PBM stranglehold on prescription drug market demands reform

Around Washington, there’s a lot of talk about the prices of prescription drugs. But a new player has emerged into the public debate known as Pharmacy Benefit Managers (PBMSs) that is drawing considerable attention to their role in rising prices.

PBMs serve as the middlemen in drug pricing system, by making deals with manufacturers and pharmacies. Their impact on our drug pricing system is enormous, in fact the three largest PBMs control an astounding 75-85 percent of the market and have upwards of $250 billion in estimated revenues. These companies are powerful forces in prescription negotiation but their reach is often obscured by a lack of transparency.


Because PBMs are the intermediary between drug manufacturers, pharmacies, and ultimately patients these companies hold sway over everything from pharmacy reimbursements, to what drugs are covered under formularies. Their influence is notable especially considering the lack of competition in the PBM space.


PBMs were initially formed as a means of cost reduction but their consolidation in the marketplace has instead resulted in bloated profit margins for just a few companies. Look no further than one of the largest PBMs, Express Scripts, whose profit per prescription has increased 500 percent since 2003 in tandem with rising costs of prescription drugs. Such a dramatic increase did not come from fleecing big drug companies but the very consumers that rely on these medicines.

What is so often obscured in pharmaceutical pricing discussions is that drug manufacturers offer rebates to PBMs aimed at increasing access for patients. But PBMs can pocket up to 15 percent of these rebates expanding their profit margins while doubling the costs of prescription drugs for consumers and employers.

Exacerbating this problem is the secrecy that accompanies the actions of PBMs in the negotiation process. Recently, health insurance provider Anthem split ways with Express Scripts due to billions in withheld cost savings aimed at consumers. PBMs are also notoriously hostile to pharmacists with their negotiating tactics, often using punitive tactics to silence local pharmacists. But PBMs can get away with these actions because they have an outsized monopoly on this niche portion of the pharmaceutical pipeline.

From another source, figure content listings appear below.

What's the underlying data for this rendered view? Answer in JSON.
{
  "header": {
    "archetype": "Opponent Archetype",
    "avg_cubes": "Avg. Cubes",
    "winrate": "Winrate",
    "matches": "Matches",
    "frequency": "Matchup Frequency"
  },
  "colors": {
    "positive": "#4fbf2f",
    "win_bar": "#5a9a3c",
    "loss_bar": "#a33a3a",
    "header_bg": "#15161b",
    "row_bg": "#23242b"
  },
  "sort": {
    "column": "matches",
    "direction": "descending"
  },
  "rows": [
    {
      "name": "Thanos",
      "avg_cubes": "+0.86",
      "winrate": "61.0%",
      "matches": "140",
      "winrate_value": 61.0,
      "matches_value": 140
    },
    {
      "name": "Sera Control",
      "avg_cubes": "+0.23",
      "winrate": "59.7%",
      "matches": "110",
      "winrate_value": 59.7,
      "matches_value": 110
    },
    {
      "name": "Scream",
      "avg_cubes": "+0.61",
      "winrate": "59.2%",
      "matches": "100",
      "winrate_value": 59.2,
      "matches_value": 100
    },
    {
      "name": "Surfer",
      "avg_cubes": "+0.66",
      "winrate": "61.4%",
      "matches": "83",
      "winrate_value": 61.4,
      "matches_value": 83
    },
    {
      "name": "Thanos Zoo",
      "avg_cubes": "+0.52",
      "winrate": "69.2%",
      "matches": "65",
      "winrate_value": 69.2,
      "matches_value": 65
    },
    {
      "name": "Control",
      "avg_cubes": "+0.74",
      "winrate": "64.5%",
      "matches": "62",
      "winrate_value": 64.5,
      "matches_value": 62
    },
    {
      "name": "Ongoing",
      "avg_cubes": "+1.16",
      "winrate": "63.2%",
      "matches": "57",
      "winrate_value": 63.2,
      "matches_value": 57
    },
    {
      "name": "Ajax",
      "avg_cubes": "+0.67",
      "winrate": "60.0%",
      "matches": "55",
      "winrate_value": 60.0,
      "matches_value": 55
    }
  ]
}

This is no way for a free market to operate. A free market needs robust competition that helps drive down prices and ultimately gives consumers the power to shop around for the best deal. As the system currently stands, the consolidation of PBMs along with their operational secrecy means consumers are often unaware of one of the largest drivers of costs.

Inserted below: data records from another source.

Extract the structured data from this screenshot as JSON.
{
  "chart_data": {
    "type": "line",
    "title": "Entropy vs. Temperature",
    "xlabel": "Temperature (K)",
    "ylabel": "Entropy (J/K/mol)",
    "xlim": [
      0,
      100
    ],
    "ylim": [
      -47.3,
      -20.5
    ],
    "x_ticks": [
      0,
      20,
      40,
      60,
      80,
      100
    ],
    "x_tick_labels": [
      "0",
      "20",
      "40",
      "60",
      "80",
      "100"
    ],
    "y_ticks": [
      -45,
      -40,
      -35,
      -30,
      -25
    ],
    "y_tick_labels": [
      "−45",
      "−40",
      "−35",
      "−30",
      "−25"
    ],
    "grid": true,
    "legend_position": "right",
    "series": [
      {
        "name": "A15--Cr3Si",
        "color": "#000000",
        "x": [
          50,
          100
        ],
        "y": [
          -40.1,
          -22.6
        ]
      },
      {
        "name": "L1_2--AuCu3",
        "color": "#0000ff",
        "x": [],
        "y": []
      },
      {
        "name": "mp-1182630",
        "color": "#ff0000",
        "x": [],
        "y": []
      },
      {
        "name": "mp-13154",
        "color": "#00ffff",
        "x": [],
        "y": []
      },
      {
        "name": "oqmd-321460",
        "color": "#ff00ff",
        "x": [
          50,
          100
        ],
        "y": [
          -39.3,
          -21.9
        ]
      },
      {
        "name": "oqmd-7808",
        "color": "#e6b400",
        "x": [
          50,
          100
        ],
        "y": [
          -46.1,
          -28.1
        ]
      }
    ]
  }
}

While most actors in the drug pricing debates are held accountable, for too long PBMs have been able to remain unchallenged because of their disconnect from consumers. Conversations about drug pricing reforms that neglect to include changes to how PBMs are structured, ultimately do a disservice to consumers who rely on fair pricing for medicines. The actions that PBMs take currently have an adverse effect on the health of pharmaceutical markets and must be addressed. Lawmakers, consumers, industry stakeholders, and PBMs must work to structure a fair distribution system for prescription drug benefits. Neglecting to open this piece of the broader conversation is paramount to not even having a discussion at all.      

Matthew Kandrach is President of CASE — Consumer Action for a Strong Economy, a non-partisan, free-market consumer advocacy organization based in Arlington, VA.